Mr. Hoose also tried to neutralize the prosecution’s claim that other nurses had twice found broken containers of epinephrine in needle-disposal buckets soon after emergency calls involving Kristen Gilbert. The prosecution has not produced those containers, he said, asking, ”Where are they?”

Then there is the science. Mr. Hoose said the toxicologist who is expected to testify about the presence of epinephrine in two bodies invented a process ”in order to find what he wanted to find.” The prosecution maintains that the analysis of the remains was valid, and that it clearly indicated abnormal amounts of epinephrine, particularly in two patients who were not given epinephrine as part of their treatment.

”This is largely going to come down to a battle of scientific experts,” Mr. Hoose said, asking the jury not to convict ”unless the science is sound, reliable science.”

Testimony early this week focused on the first of the seven patients, and included a nurse’s description of hearing the patient cry out, while Ms. Gilbert was in his room: ”Stop! Stop!
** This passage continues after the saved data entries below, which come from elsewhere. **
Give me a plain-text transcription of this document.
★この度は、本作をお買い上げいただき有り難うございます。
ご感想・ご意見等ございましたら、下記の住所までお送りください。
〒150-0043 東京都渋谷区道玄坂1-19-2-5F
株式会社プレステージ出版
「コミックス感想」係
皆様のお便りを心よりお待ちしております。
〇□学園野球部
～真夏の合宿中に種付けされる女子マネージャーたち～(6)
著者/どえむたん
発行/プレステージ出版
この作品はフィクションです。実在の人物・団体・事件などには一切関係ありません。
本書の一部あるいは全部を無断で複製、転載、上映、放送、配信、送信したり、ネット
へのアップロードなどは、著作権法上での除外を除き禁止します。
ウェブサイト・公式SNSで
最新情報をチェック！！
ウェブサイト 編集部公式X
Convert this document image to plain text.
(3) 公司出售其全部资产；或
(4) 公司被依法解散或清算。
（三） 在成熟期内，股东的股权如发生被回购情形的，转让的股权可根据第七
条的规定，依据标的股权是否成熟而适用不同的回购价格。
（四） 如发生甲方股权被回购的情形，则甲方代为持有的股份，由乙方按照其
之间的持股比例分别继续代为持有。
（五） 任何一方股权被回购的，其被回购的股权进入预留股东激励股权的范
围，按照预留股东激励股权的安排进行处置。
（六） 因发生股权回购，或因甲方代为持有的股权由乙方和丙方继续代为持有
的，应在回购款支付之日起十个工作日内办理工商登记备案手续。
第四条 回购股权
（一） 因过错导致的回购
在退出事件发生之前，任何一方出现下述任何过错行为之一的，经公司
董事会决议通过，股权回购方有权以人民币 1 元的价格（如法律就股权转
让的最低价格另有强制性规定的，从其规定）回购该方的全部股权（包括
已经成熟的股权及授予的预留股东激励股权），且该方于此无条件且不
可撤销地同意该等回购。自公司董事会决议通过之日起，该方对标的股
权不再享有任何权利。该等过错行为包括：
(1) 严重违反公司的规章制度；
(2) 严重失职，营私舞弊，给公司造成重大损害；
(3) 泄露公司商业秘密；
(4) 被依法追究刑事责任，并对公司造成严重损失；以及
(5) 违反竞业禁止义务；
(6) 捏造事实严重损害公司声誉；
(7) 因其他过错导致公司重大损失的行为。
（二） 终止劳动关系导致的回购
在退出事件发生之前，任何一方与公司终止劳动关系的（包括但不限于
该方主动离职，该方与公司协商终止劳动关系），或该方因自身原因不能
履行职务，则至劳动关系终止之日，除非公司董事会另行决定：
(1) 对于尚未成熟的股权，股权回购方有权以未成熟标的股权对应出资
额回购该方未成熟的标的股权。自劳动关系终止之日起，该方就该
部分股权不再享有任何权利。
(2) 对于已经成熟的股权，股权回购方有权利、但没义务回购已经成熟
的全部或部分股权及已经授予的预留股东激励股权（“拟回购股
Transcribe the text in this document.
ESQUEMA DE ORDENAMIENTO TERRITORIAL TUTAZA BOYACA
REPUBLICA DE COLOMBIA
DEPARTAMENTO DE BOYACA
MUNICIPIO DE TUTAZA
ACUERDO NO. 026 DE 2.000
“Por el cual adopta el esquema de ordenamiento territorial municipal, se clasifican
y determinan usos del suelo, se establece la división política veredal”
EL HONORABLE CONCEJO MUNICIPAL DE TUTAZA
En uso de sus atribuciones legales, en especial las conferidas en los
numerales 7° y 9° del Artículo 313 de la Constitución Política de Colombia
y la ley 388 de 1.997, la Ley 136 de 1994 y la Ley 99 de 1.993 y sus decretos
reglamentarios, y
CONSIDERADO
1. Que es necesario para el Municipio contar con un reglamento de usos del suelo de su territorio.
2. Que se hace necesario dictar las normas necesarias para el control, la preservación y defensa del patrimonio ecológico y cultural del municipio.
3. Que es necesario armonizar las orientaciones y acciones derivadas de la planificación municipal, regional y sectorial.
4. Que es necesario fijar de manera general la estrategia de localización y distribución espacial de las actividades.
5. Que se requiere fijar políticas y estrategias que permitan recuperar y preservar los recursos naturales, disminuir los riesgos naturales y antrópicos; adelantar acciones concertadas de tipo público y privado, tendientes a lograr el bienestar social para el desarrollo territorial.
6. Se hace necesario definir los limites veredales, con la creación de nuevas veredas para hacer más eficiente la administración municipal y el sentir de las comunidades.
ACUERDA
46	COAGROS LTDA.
You’re killing me!” But the nurse also said the patient was a frequent loud complainer.

Even more dramatic testimony from another nurse is expected. Mr. Welch described a pivotal moment on Feb. 15, 1996, when a colleague, Kathy Rix, had begun to suspect foul play connected with the epinephrine. On that day, Ms. Rix counted three containers in the intensive care unit’s medicine cabinet at 4 p.m.; an hour later, after an emergency call that involved Kristen Gilbert, she counted again and found none, and then saw three broken containers in the needle disposal bucket.

”She felt sick to her stomach and her knees about buckled,” Mr. Welch said, ”because she now knew what had been happening on Ward C.”